Revenue forecast: $2.6B “This is the other shoe dropping.”
November 19th, 2009 by Niki Reading | Filed under Uncategorized.The state’s unemployment rate will reach a peak in the spring of 2010 at about 9.8 percent, says Dr. Arun Raha, the state’s chief economic forecaster.
He said at the beginning of the revenue forecast council that they’re ratcheting down their estimates for revenue collections for the state. He said the model he used for reaching the earlier numbers had been untrustworthy.
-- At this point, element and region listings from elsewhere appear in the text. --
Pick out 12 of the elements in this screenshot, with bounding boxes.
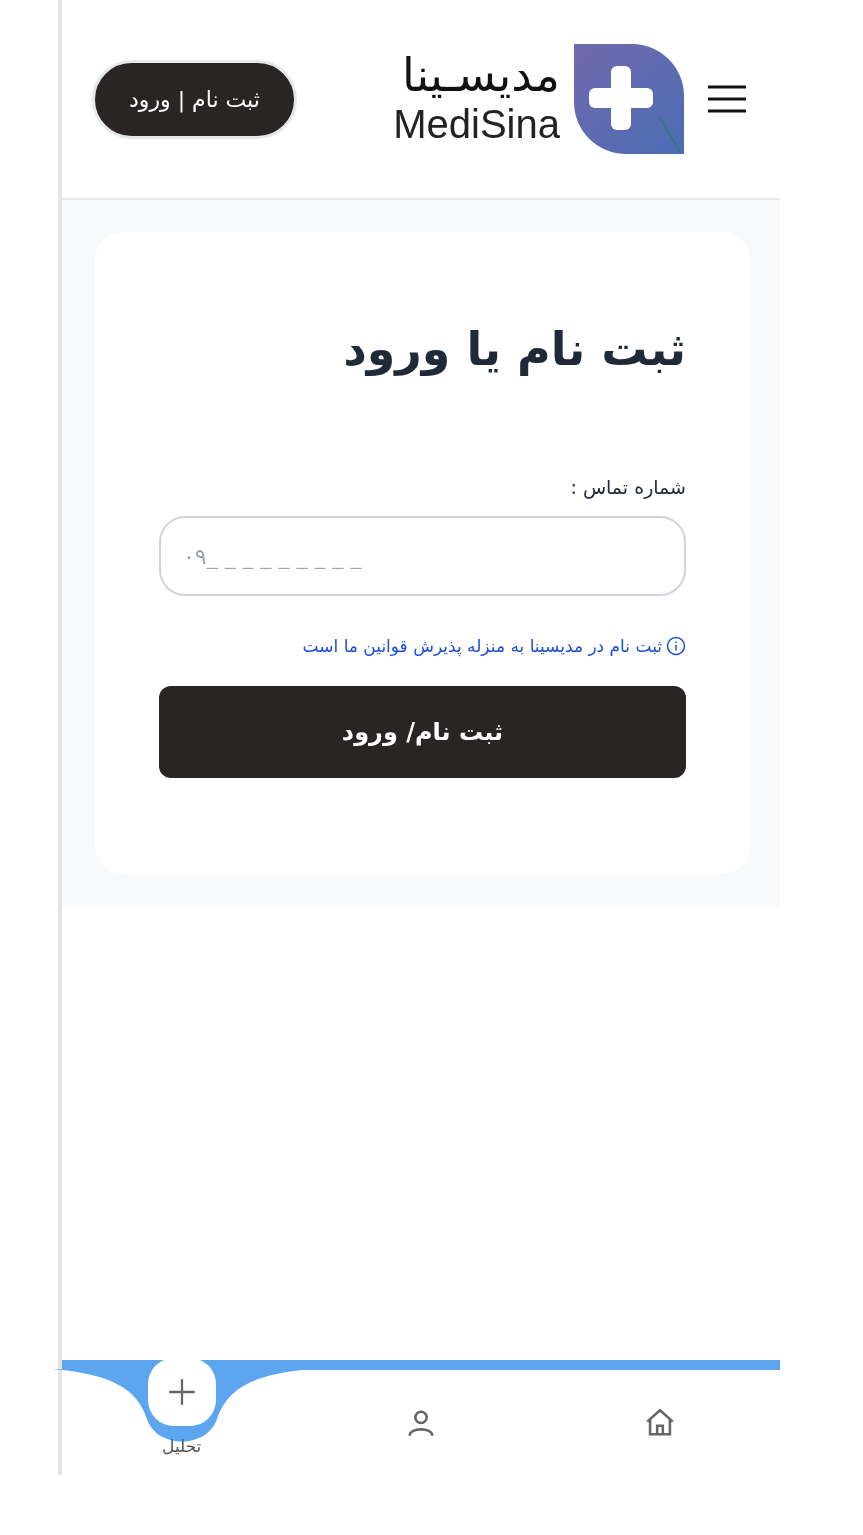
logo-text: مدیسـینا <box>402 49 560 101</box>
login-button[interactable]: ثبت نام | ورود <box>92 59 297 139</box>
logo-text: MediSina <box>393 101 560 149</box>
phone-label: شماره تماس : <box>569 476 686 498</box>
cross-logo-icon <box>574 44 684 154</box>
menu-icon[interactable] <box>708 85 746 113</box>
info-icon <box>666 636 686 656</box>
nav-item[interactable]: تحلیل <box>62 1338 302 1475</box>
terms-note[interactable]: ثبت نام در مدیسینا به منزله پذیرش قوانین ما است <box>302 636 662 656</box>
phone-field[interactable]: ۰۹_ _ _ _ _ _ _ _ _ <box>159 516 686 596</box>
submit-button[interactable]: ثبت نام/ ورود <box>159 686 686 778</box>
form-title: ثبت نام یا ورود <box>342 322 686 376</box>
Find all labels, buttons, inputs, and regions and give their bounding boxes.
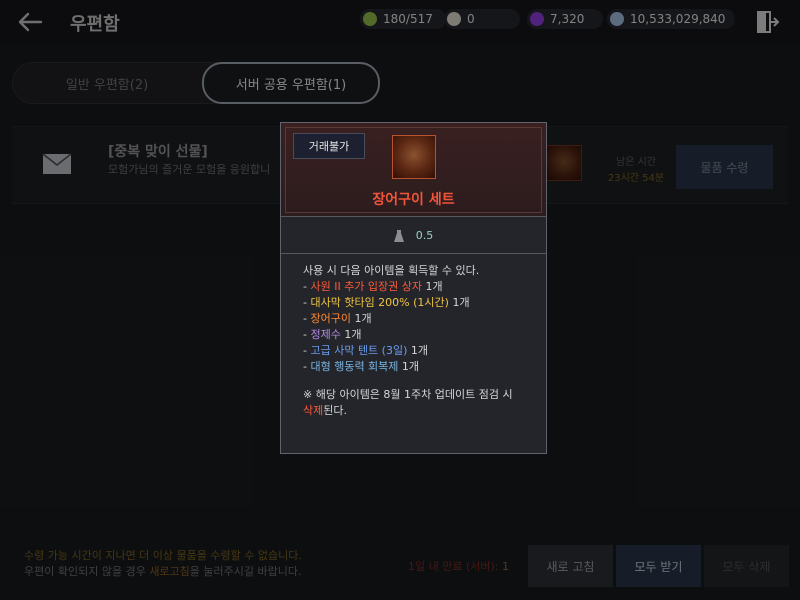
reward-line: - 대형 행동력 회복제 1개 — [303, 360, 420, 373]
reward-qty: 1개 — [401, 360, 420, 373]
deletion-notice: ※ 해당 아이템은 8월 1주차 업데이트 점검 시 삭제된다. — [303, 387, 533, 419]
tooltip-header: 거래불가 장어구이 세트 — [281, 123, 546, 217]
reward-name: 대형 행동력 회복제 — [310, 360, 399, 373]
reward-name: 대사막 핫타임 200% (1시간) — [310, 296, 449, 309]
notice-text: 삭제된다. — [303, 403, 533, 419]
reward-qty: 1개 — [410, 344, 429, 357]
notice-suffix: 된다. — [323, 404, 347, 417]
reward-line: - 정제수 1개 — [303, 328, 362, 341]
reward-line: - 고급 사막 텐트 (3일) 1개 — [303, 344, 429, 357]
item-tooltip: 거래불가 장어구이 세트 0.5 사용 시 다음 아이템을 획득할 수 있다. … — [280, 122, 547, 454]
item-description: 사용 시 다음 아이템을 획득할 수 있다. - 사원 II 추가 입장권 상자… — [303, 263, 533, 375]
notice-delete-highlight: 삭제 — [303, 404, 324, 417]
item-weight: 0.5 — [281, 218, 546, 254]
reward-name: 고급 사막 텐트 (3일) — [310, 344, 408, 357]
reward-line: - 장어구이 1개 — [303, 312, 372, 325]
reward-line: - 사원 II 추가 입장권 상자 1개 — [303, 280, 443, 293]
reward-qty: 1개 — [354, 312, 372, 325]
untradeable-badge: 거래불가 — [293, 133, 365, 159]
reward-name: 정제수 — [310, 328, 341, 341]
reward-line: - 대사막 핫타임 200% (1시간) 1개 — [303, 296, 470, 309]
reward-name: 장어구이 — [310, 312, 351, 325]
notice-text: ※ 해당 아이템은 8월 1주차 업데이트 점검 시 — [303, 388, 513, 401]
reward-name: 사원 II 추가 입장권 상자 — [310, 280, 423, 293]
item-name: 장어구이 세트 — [372, 192, 455, 208]
weight-icon — [393, 229, 404, 242]
weight-value: 0.5 — [415, 229, 434, 242]
reward-qty: 1개 — [452, 296, 470, 309]
item-icon — [392, 135, 436, 179]
description-intro: 사용 시 다음 아이템을 획득할 수 있다. — [303, 264, 480, 277]
reward-qty: 1개 — [344, 328, 362, 341]
reward-qty: 1개 — [425, 280, 443, 293]
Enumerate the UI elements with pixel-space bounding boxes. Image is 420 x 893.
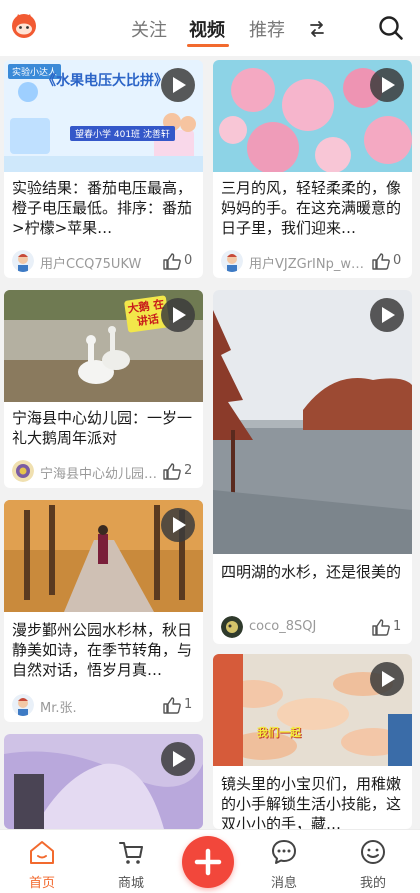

Raha, a noted joker during the dim revenue forecast council meetings, told the crowd that this wasn’t the only time he’d been led astray by a model — but last time, he was “much younger and unmarried.”
Back to the forecast: He said consumer confidence is “stuck” and unlikely to show significant improvement until the spring.
Raha said small, regional and local banks were faring better at the beginning of the economic downturn, but now they’re doing worse. “The reason … is that their portfolio has a larger exposure to commercial real estate loans, which lagged housing loans” in defaults. “The number of regional and local bank failures has been steadily decreasing around the country.
“This is the second shoe dropping,” he said. “It’s effect will be to slow down the recovery,” he said, noting that it’s a “smaller shoe” than the first.
He said it’s more difficult for smaller businesses to get loans. “The reason this is significant is that most of the new jobs created in this economy are from small businesses,” Raha said. “The continuing credit crunch for small businesses is effectively inhibiting growth for the country’s largest employment sector.”
Raha said the state is recovering from an overabundance of construction, too. He said the federal $8,000 housing tax credit has given housing a boost — and that the credit has been extended until April will help.
“We don’t expect a recovery in nonresidential construction this biennium,” he said.
Car sales are at about 60 percent of normal levels, and the federal “cash for clunkers” program, while it did provide a boost to car sales, may have just pulled what would have been future business into one month.
“We are witnessing a synchronized global recovery with both the Euro zone and East Asia in recovery,” he said. “Since March, the dollar has depreciated by a little over 12 percent, making our exports more competitive.” Why is a weaker dollar good? For trade-dependent Washington, it makes our exports more affordable for everyone else, he said.
Good news: Washington will outperform the nation in personal income growth. “Of course, it really doesn’t matter to me if people don’t spend this income,” he said.
Real estate excise tax collections are up, he said, but it’s mostly from the number of transactions. The value per transaction is also up.
Raha said income is growing 8.4 percent faster than revenue. “That can only happen if consumers aren’t confident enough to spend,” he said, meaning the state won’t collect sales or real estate tax from that income.
“One perk of being an economist is that, unlike accountants, we regularly go back and change our numbers without going to prison,” he said, to laughs around the room.
On that note, Raha said the current forecast is $760 million less than the previous quarterly forecast. Cumulatively, that’s $5.8 billion down from what they originally expected. That means the state expects to collect about $28 billion in the biennium.
And: The cuts the Legislature made last session aren’t enough. There’s another $2.6 billion or so in cuts (and/or raised taxes) that need to be made.